Ex-CEO of NWPL Settles Urine Drug Test Kickback Claims for $1.1 Million

Case: The former CEO of now-defunct Northwest Physicians Laboratories (NWPL) has agreed to shell out $1.1 million to settle charges of accepting millions in illegal payments for referring Medicare and TRICARE patients to a pair of labs owned by Cordant Health Solution for urine drug testing. Because NWPL was physician-owned, it couldn’t test urine samples for patients covered by government health programs.
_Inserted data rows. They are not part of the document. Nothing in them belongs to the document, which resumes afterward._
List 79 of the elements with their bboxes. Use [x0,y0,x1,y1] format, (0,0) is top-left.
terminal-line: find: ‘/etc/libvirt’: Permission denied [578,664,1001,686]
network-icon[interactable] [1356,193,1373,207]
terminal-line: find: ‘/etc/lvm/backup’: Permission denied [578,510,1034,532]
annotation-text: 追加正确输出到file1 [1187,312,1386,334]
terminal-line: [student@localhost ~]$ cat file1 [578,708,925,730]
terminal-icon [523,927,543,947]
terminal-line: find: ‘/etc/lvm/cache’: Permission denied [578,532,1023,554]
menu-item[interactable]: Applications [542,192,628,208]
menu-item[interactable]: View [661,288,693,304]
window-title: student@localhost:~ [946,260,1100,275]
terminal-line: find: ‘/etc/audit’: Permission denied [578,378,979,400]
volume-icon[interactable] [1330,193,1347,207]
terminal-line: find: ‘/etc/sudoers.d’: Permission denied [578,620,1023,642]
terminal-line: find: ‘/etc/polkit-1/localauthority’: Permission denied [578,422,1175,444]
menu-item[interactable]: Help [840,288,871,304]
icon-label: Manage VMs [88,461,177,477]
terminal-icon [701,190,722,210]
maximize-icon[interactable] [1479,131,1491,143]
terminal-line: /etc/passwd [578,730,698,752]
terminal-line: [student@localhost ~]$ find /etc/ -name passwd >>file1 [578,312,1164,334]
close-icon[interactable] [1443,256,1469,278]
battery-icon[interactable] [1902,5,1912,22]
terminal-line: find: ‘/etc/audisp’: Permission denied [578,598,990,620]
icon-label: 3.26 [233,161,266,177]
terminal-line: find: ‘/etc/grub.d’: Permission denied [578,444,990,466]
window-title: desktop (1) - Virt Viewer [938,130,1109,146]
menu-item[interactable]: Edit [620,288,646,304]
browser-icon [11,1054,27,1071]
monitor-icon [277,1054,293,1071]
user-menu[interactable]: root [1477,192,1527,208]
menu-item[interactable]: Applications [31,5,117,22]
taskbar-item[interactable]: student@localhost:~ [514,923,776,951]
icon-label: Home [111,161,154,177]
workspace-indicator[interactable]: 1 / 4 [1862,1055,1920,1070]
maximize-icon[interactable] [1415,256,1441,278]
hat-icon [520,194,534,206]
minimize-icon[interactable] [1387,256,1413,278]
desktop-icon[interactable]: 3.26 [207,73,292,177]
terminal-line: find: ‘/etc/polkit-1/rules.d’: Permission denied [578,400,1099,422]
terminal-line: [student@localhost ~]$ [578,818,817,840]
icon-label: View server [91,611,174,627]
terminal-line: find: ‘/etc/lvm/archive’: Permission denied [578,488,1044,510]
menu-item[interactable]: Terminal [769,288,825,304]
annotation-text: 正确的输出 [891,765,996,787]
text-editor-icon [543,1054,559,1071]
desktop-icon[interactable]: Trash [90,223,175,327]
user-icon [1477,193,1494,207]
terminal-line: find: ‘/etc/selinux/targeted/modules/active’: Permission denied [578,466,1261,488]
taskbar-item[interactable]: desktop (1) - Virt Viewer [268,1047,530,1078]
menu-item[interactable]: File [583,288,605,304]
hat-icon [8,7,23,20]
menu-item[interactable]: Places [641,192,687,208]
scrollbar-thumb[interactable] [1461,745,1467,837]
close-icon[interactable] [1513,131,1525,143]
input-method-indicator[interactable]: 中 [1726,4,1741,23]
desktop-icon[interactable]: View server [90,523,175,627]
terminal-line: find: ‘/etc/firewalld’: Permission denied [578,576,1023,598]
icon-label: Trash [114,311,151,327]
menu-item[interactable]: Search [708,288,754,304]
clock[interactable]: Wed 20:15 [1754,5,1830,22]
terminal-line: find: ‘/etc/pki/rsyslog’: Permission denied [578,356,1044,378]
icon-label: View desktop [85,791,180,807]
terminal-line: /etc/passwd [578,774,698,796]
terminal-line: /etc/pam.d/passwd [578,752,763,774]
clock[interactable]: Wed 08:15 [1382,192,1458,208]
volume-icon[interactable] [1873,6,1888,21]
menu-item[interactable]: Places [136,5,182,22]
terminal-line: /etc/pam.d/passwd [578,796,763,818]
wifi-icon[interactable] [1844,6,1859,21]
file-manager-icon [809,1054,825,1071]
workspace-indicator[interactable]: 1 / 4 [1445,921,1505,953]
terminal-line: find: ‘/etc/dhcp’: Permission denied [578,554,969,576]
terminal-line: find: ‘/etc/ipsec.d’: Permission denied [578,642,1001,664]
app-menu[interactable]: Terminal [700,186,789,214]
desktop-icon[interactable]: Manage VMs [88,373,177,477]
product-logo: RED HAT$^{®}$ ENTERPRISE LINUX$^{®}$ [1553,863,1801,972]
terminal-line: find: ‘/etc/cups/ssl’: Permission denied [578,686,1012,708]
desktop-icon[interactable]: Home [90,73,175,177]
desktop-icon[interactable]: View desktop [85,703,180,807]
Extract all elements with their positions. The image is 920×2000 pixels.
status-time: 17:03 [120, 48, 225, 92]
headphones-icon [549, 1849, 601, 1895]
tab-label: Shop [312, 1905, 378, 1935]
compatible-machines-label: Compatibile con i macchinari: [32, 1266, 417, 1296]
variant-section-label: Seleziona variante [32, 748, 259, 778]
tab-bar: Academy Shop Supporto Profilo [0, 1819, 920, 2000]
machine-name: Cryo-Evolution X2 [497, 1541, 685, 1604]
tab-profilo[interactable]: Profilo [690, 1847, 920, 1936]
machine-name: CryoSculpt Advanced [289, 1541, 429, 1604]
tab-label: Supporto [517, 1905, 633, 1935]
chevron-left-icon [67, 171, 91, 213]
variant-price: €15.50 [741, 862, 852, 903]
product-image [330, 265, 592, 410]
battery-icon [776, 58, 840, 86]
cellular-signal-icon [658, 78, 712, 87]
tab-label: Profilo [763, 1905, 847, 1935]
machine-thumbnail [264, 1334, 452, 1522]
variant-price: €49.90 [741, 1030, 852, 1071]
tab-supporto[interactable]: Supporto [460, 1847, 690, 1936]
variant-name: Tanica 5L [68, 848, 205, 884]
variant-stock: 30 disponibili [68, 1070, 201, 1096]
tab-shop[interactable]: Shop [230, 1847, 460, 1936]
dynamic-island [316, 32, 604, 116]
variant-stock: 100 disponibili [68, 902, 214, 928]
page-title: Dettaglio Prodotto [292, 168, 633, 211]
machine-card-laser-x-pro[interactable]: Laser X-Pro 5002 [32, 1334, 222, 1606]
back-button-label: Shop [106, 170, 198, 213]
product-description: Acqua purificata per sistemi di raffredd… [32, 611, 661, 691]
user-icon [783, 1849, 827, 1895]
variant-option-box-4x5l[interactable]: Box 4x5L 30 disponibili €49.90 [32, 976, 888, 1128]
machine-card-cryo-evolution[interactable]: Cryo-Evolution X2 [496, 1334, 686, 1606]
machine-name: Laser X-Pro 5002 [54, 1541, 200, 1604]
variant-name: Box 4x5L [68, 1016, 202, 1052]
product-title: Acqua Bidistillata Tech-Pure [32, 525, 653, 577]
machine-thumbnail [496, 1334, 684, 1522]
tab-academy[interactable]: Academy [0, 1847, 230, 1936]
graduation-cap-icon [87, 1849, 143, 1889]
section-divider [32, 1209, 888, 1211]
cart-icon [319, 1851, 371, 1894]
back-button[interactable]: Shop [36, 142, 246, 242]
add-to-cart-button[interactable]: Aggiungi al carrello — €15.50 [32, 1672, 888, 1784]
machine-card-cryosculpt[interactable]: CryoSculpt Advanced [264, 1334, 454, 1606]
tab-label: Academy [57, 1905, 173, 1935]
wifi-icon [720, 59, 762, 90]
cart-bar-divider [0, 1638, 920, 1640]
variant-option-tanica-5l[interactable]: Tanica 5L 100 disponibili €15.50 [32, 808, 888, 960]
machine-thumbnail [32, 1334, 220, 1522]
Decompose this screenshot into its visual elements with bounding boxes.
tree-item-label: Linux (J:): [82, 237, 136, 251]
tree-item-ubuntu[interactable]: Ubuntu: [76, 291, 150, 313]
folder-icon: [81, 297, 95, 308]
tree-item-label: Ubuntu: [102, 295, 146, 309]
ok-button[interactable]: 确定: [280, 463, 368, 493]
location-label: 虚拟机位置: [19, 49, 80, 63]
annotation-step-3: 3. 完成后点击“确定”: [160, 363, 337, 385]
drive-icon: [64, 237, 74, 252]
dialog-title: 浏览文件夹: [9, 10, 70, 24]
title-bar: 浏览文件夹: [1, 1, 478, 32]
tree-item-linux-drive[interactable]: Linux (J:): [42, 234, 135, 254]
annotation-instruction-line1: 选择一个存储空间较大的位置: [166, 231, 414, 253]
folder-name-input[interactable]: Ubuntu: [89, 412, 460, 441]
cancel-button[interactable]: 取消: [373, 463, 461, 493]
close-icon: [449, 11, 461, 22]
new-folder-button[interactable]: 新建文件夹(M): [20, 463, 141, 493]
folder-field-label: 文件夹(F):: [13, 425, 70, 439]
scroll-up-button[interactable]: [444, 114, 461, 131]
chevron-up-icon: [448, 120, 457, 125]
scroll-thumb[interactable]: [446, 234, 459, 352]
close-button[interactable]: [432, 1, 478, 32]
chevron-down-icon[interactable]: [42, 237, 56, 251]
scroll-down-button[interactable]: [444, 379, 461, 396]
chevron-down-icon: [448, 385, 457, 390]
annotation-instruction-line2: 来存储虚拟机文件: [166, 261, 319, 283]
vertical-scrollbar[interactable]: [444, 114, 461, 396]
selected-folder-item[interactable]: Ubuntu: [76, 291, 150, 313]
The kickbacks were allegedly disguised as fees for marketing services, even though no marketing services were performed.

Significance: This is the third settlement in connection with the NWPL kickback scheme. In July 2020, Cordant Health settled with the DOJ for $11,942,913, 20 percent of which went to the relator who filed the whistleblower suit that brought the scam to the government’s attention. And in December 2018, Vancouver/Washington testing lab MTL agreed to pay $1,777,738 to settle charges stemming from its role in the scheme.

Billing Medically Unnecessary Nuclear Stress Tests Costs Urgent Care Practice $1.25 Million

Case: A physician-owned primary and urgent care practice with clinics across South Carolina has agreed to pay $1.25 million to settle claims of billing Medicare, Medicaid and TRICARE for medically unnecessary nuclear stress tests (NSTs) over a seven-year period. The feds also claim that the practice systematically billed for unnecessary Crystatin-C lab tests for detecting kidney dysfunction by allegedly adding the test to its Basic Metabolic Panel that it ran on most patients, even though the test is covered only for a limited set of patients.

Significance: Before the pandemic, federal enforcers were turning up the heat for false billing of SSTs ordered by cardiologists. There are three things about NSTs, which use radioactive dyes to measure blood flow to the heart both when the patient is resting and stressed either via exercise or chemical inducement, that put them high on the list of FCA enforcement priorities:

• They’re very expensive;
• They expose patients to significant doses of radiation; and
• They can generate false positives resulting in the ordering of medically unnecessary invasive procedures.